Comparable biomechanical results for a modified single-row rotator cuff reconstruction using triple-loaded suture anchors versus a suture-bridging double-row repair.
- Sports Medicine Research Laboratory
PURPOSE: To compare the biomechanical properties and footprint coverage of a single-row (SR) repair using a modified suture configuration versus a double-row (DR) suture-bridge repair in small to medium and medium to large rotator cuff tears. METHODS: We created 25- and 35-mm artificial defects in the rotator cuff of 24 human cadaveric shoulders. The reconstructions were performed as either an SR repair with triple-loaded suture anchors (2 to 3 anchors) and a modified suture configuration or a modified suture-bridge DR repair (4 to 6 anchors).
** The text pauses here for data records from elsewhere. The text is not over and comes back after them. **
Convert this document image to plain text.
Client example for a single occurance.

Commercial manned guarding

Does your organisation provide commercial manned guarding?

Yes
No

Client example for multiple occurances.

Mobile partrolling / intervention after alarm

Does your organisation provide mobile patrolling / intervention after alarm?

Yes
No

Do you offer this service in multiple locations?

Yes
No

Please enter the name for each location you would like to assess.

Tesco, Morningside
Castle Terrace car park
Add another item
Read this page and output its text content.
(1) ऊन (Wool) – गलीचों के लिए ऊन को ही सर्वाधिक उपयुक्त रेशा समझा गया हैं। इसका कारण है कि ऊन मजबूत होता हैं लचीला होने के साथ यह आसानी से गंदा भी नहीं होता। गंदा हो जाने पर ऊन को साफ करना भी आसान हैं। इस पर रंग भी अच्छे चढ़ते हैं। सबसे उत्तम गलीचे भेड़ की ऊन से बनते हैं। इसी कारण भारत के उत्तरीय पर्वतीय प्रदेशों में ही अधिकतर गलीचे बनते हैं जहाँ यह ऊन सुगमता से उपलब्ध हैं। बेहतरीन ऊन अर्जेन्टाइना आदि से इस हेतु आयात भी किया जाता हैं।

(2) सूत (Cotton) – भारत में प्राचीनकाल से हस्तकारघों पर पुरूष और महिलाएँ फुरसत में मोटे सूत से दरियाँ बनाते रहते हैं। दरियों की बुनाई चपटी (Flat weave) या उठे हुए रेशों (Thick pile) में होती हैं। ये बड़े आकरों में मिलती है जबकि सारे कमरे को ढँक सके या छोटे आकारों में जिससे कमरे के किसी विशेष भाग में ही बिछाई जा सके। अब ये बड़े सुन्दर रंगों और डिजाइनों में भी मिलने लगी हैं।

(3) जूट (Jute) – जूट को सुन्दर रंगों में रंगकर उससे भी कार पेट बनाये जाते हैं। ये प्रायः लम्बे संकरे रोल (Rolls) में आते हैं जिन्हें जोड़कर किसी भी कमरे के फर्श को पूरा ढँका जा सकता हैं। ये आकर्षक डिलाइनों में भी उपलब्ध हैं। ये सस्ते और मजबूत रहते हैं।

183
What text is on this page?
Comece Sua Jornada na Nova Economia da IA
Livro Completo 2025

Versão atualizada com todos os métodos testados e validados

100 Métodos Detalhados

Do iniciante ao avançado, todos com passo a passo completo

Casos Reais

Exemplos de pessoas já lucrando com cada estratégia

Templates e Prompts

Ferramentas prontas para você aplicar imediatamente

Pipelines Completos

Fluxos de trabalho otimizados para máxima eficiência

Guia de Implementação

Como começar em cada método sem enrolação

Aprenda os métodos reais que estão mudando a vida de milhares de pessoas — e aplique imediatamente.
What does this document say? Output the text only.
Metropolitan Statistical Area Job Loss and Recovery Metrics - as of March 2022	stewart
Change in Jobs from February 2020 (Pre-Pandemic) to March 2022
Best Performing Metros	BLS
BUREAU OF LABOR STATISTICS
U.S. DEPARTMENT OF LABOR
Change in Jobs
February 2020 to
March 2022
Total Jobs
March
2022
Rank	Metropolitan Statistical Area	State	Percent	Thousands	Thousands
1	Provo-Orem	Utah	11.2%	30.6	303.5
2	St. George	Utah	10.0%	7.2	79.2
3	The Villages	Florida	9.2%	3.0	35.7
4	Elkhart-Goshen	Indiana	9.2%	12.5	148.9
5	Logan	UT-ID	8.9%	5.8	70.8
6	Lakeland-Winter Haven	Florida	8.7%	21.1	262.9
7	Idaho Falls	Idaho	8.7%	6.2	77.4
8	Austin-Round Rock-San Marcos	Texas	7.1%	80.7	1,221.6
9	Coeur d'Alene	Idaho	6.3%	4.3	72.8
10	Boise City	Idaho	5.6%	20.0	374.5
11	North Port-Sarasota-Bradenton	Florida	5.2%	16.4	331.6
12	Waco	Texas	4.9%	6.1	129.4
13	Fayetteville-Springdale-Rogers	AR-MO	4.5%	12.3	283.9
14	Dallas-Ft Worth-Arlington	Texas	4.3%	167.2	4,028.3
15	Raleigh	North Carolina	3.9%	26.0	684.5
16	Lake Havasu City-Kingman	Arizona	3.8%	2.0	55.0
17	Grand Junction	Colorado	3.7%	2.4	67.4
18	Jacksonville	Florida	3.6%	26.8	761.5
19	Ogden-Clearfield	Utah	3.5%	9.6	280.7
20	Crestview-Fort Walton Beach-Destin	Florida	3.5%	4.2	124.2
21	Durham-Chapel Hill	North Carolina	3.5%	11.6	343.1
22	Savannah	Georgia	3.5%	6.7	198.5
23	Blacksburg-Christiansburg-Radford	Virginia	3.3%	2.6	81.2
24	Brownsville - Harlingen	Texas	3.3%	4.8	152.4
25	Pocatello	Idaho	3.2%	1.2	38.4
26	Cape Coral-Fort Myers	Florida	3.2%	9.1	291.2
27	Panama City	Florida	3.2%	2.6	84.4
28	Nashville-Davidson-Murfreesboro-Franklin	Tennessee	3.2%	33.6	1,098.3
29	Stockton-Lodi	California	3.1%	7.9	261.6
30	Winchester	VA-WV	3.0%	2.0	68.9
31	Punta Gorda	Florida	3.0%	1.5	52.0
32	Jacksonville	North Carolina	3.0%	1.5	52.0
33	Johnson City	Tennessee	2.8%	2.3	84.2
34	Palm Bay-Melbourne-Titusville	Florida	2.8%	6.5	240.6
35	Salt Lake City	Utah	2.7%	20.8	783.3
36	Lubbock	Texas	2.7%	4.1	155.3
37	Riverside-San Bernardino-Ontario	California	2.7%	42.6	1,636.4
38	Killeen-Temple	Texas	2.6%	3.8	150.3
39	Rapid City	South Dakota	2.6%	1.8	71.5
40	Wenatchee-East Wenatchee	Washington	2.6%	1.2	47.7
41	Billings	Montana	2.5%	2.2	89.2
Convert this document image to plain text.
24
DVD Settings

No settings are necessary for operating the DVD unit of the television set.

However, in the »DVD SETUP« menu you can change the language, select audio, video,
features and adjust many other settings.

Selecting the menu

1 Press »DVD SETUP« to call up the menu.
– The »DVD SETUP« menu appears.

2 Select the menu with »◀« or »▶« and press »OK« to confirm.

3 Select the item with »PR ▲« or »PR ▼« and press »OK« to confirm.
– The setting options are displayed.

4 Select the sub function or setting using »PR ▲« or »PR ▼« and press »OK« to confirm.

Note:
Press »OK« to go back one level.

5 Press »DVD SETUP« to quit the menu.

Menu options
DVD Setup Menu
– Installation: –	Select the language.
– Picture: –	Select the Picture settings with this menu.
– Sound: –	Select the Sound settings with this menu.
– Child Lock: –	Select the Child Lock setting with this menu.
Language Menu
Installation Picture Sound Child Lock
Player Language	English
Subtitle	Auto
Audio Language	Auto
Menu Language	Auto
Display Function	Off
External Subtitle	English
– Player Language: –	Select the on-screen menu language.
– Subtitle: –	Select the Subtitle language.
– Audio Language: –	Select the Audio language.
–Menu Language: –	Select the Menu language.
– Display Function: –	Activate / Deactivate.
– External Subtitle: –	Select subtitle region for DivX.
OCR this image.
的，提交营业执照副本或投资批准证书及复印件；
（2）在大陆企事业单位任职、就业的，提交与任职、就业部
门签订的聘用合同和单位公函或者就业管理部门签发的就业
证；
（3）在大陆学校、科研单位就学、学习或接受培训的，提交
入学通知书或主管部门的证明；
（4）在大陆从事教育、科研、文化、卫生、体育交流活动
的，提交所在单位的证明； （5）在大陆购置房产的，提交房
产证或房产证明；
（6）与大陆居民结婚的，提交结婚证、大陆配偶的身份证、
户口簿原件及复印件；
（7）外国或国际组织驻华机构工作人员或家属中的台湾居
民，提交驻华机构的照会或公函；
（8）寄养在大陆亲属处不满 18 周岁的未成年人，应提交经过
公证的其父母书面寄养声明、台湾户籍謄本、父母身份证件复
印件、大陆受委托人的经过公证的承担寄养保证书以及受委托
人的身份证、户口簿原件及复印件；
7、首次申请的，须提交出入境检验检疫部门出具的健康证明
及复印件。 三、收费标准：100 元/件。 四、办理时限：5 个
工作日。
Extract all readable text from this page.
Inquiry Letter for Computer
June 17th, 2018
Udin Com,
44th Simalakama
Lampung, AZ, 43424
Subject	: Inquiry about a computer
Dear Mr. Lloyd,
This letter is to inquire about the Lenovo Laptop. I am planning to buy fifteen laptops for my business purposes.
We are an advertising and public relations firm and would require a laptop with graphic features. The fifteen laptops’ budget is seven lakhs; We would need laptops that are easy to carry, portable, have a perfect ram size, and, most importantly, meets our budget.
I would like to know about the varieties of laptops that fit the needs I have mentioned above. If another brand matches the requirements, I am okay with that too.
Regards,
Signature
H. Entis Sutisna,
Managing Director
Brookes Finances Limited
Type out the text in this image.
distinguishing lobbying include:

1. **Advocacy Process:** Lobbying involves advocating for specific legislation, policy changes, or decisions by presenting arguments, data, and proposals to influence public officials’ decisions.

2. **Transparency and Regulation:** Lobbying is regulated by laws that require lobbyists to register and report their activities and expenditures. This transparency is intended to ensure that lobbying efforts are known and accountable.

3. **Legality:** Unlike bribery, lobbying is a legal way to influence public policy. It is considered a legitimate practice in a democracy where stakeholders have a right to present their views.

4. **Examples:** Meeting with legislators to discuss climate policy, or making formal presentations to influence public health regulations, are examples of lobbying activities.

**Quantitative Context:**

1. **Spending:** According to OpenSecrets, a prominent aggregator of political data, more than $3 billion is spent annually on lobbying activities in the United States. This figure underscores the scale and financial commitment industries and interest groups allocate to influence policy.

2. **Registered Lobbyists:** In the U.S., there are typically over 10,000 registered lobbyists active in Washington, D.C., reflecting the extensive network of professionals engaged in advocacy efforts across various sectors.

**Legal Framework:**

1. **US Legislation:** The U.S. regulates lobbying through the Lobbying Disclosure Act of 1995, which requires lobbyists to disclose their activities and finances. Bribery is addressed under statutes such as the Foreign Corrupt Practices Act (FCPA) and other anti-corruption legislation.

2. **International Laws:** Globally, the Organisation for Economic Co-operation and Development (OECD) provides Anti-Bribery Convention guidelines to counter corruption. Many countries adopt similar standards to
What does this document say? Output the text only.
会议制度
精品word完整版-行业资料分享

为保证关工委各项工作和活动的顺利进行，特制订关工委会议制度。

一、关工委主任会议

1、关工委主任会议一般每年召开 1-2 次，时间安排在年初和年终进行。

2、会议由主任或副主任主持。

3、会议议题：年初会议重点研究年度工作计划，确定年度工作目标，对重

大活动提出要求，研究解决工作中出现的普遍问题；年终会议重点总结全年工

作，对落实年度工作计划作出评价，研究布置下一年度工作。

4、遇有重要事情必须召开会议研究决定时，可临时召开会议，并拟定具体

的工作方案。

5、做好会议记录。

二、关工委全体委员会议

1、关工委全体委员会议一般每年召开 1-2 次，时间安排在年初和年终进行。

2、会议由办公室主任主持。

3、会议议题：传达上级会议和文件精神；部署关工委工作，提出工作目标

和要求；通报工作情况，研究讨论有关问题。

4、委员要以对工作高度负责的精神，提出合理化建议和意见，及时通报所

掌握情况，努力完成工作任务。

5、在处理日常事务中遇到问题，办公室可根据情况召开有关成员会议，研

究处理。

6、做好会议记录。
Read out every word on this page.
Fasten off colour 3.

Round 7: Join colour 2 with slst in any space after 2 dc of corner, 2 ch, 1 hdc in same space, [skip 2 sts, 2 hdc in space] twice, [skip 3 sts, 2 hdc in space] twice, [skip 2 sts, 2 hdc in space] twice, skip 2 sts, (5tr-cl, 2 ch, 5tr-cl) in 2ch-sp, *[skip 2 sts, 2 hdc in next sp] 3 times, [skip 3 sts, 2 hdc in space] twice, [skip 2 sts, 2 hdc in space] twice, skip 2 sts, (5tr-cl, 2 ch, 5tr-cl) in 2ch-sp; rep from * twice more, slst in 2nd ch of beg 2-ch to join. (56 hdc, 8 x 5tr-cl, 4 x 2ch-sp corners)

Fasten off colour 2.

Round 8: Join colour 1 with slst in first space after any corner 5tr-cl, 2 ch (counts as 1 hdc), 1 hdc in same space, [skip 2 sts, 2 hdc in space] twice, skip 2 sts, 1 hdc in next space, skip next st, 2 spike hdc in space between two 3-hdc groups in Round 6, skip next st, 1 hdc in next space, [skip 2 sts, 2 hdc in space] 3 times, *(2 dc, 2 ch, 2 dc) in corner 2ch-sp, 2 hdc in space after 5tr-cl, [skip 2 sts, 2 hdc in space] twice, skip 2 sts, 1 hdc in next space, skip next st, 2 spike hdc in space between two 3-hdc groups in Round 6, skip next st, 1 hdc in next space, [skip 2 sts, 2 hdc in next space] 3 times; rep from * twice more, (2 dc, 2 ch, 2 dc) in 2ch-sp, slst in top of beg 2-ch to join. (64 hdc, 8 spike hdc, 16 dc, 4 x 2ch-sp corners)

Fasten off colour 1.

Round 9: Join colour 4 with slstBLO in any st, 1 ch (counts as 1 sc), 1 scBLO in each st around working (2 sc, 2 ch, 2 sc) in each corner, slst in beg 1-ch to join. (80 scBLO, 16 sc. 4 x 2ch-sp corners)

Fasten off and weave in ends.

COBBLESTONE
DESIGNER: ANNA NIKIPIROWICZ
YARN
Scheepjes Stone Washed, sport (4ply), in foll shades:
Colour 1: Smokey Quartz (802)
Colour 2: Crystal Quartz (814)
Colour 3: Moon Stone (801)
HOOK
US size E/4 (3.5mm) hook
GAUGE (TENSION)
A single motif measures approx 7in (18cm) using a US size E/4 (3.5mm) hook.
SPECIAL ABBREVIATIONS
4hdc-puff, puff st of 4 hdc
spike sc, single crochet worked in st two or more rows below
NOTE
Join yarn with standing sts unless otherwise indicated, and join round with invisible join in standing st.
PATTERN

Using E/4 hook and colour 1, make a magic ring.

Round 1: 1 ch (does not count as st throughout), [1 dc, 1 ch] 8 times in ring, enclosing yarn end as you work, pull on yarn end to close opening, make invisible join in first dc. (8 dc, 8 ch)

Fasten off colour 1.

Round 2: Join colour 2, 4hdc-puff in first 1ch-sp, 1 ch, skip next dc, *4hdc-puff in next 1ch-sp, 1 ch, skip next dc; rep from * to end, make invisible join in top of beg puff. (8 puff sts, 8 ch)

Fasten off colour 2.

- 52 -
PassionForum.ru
Reconstructions were cyclically loaded from 10 to 60 N. The load was increased stepwise up to 100, 180, and 250 N. Cyclic displacement and load to failure were determined. Furthermore, footprint widths were quantified. RESULTS: In the 25-mm rupture, ultimate load to failure was 533 +/- 107 N for the SR repair and 681 +/- 250 N for the DR technique (P >/= .21). In the 35-mm tear, ultimate load to failure was 792 +/- 122 N for the SR reconstruction and 891 +/- 174 N for the DR reconstruction (P >/= .28). There were no statistically significant differences for both tested rupture sizes. Cyclic displacement showed no significant differences between the tested configurations at 60 N (P = .563), 100 N (P = .171), 180 N (P = .211), and 250 N (P = .478) for the 25-mm tear. For the 35-mm tear, cyclic displacement showed significantly lower gap formation for the SR reconstruction at 180 N (P = .037) and 250 N (P = .020). No significant differences were found at 60 N (P = .296) and 100 N (P = .077). A significantly greater footprint width (P = .028) was seen for the DR repair (16.2 mm) compared with the SR repair (13.8 mm). However, both reconstructions were able to achieve complete footprint coverage compared with the initial footprint. CONCLUSIONS: The tested SR repair using a modified suture configuration was similar in load to failure and cyclic displacement to the DR suture-bridge technique independent of the tested initial sizes of the rupture. The tested DR repair consistently restored a larger footprint than the SR method. However, both constructs achieved complete footprint coverage. CLINICAL RELEVANCE: SR repairs with modified suture configurations might combine the biomechanical advantages and increased footprint coverage that are described for DR repairs without increasing the overall costs of the reconstruction.